As a service HVACR contractor in Florida the increasingly stringent codes have put us contractors who play by the rules at a significant disadvantage. The D.O.E. rules that took effect on March 15 mandate the appliance installed have an A.R.I. # Essentially replacing a condenser only is not a viable option if pulling permits. So they have effectively encouraged the practice of work without a permit. Working without a permit in Florida makes it impossible for a contractor to lean and foreclose on a house that does not pay, as well as exposing the homeowner to fines and additional charges. Furthermore the manufacturers continue to sell and profit from the sale of condensers only. Obviously some condenser only replacements can still be A.R.I. rated if both pieces are still being made, but the majority will not be A.R.I. matched. Furthermore, Goodman carries a line of "G.M.C." condensers that there is NO A.R.I. rating for and they sell them like Hotcakes. Where is the accountability for these entities that could really effect change?

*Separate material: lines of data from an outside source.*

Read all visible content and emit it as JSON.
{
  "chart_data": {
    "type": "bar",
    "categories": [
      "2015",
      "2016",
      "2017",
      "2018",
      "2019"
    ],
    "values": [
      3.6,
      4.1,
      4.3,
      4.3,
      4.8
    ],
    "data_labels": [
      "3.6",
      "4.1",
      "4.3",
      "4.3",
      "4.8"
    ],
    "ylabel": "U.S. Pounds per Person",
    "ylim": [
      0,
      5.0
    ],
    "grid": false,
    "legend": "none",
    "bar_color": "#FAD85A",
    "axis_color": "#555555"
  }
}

In addition, the apartment/timeshare complexes are still slapping unmatched condensers with no reprisals. Your thoughts please!


----------



## acefurnacefixer (Jun 18, 2009)

rmihvacr said:


> As a service HVACR contractor in Florida the increasingly stringent codes have put us contractors who play by the rules at a significant disadvantage. The D.O.E. rules that took effect on March 15 mandate the appliance installed have an A.R.I. # Essentially replacing a condenser only is not a viable option if pulling permits. So they have effectively encouraged the practice of work without a permit. Working without a permit in Florida makes it impossible for a contractor to lean and foreclose on a house that does not pay, as well as exposing the homeowner to fines and additional charges. Furthermore the manufacturers continue to sell and profit from the sale of condensers only. Obviously some condenser only replacements can still be A.R.I. rated if both pieces are still being made, but the majority will not be A.R.I. matched. Furthermore, Goodman carries a line of "G.M.C." condensers that there is NO A.R.I. rating for and they sell them like Hotcakes. Where is the accountability for these entities that could really effect change? In addition, the apartment/timeshare complexes are still slapping unmatched condensers with no reprisals. Your thoughts please!


 plead your case with local board members at board meetings.....but i am sure they will make you out to look like an idiot. Its the economy that is driving the "side jobbers"....if the public would not be looking for a "good deal" they would not have any work. very few people can afford to pay waht we have to charge to do it legal and right. If a customer ask me to do it "off the books"....then its strickly a cash job with absolutely no warranty of any kind.


----------